When even the chief people officer at Zoom is excited about in-person office space, perhaps there is hope that office vacancies have already peaked. “What we’ve found is, people have enjoyed coming back to the office,” Zoom’s Matthew Saxon told NPR. “There is a buzz. There’s something about being able to go have lunch with your teammates.”

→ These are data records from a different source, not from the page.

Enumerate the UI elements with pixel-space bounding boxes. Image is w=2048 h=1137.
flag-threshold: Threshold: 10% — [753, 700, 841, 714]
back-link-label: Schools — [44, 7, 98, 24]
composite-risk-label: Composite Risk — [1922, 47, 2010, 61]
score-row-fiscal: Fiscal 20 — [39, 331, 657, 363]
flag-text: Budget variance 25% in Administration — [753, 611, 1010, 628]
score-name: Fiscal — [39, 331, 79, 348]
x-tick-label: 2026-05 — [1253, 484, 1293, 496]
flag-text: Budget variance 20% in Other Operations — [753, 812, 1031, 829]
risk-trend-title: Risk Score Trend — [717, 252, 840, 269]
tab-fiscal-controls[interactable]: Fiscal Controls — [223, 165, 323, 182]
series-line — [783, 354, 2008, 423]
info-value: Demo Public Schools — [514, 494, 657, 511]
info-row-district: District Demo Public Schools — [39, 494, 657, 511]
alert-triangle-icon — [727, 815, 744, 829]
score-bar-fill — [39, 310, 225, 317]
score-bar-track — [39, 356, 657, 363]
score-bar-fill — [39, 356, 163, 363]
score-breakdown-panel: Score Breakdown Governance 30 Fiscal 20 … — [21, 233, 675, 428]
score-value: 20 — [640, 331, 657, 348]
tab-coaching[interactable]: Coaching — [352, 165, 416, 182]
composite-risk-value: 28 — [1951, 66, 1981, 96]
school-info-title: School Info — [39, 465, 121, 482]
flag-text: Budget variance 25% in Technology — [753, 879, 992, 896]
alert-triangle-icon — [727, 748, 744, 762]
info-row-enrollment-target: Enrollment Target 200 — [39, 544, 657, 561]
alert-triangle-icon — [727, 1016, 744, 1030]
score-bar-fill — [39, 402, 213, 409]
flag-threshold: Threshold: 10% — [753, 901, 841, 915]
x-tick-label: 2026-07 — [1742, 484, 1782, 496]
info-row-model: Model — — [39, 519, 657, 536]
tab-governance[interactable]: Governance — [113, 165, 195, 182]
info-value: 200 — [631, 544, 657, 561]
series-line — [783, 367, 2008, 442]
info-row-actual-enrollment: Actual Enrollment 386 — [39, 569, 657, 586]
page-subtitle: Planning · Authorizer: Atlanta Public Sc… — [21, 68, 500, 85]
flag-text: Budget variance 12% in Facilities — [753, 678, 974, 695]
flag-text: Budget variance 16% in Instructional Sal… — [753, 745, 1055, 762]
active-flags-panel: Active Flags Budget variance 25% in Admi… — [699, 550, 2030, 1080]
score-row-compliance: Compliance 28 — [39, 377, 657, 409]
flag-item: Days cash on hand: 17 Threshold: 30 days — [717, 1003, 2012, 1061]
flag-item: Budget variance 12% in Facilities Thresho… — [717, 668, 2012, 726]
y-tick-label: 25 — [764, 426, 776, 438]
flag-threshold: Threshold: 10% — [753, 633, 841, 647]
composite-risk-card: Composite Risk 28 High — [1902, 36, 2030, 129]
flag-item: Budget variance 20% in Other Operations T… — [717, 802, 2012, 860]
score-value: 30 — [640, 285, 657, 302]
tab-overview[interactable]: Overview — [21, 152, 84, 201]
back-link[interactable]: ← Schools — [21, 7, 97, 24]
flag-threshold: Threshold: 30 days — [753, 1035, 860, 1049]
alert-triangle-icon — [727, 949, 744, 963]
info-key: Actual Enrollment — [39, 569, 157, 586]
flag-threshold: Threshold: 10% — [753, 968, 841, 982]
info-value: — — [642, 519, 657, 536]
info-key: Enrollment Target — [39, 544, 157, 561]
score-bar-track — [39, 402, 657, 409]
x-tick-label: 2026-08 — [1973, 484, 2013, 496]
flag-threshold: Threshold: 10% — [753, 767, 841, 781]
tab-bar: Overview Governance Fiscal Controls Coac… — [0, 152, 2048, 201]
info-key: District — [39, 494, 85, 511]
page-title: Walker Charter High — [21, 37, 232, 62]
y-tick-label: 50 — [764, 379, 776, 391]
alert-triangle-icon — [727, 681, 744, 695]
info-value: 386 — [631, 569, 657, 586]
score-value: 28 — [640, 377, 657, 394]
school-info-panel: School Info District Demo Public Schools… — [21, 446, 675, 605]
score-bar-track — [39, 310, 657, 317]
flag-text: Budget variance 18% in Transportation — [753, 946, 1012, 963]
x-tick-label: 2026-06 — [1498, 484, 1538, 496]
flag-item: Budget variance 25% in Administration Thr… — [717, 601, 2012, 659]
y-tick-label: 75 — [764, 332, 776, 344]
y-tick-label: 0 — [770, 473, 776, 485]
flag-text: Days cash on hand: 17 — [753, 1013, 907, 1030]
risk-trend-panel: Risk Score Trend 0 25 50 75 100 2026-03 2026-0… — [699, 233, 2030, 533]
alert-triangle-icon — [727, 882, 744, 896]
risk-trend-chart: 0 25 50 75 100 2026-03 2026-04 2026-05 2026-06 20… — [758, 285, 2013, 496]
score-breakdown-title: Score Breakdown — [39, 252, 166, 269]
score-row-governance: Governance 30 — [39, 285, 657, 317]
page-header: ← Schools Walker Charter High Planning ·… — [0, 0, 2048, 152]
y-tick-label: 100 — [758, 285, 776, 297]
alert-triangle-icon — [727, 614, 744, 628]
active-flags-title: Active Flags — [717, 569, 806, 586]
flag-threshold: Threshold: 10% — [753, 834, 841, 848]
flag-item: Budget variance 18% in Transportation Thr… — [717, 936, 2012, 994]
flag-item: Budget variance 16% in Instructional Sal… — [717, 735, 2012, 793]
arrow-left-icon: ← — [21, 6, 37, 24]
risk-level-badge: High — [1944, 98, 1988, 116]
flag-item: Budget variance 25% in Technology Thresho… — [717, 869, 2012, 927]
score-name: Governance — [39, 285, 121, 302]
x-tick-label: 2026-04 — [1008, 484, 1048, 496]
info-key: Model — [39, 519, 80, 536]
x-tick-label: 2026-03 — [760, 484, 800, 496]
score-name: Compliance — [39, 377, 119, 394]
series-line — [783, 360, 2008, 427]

However, both imagination and investment are essential, even in the best scenarios. Years after the Covid pandemic, companies are still figuring out how to balance remote work with the advantages of office space — those that thrive may benefit from being bold and nimble.
Methodology
The Switch On Business team created these maps and analyzed the data using figures from Cushman & Wakefield MarkBeat U.S. National Quarterly Reports. They calculated the total square footage of empty office space by multiplying the total office space inventory by the vacancy rates. Then, they determined the lost value in each market by multiplying the empty office space figures by the asking rents (annual price in USD per square foot). This data is current as of July 2024.
As we continue to monitor this geographic shift in how we use our urban spaces, one thing is clear: the American office landscape is undergoing a profound transformation. By understanding these patterns and their causes, we can better prepare for the cities of tomorrow. For readers of our cartography and maps blog, this shift presents a fascinating study of urban evolution. We’re witnessing a real-time redrawing of our city centers, with potential ripple effects on everything from public transportation routes to residential patterns.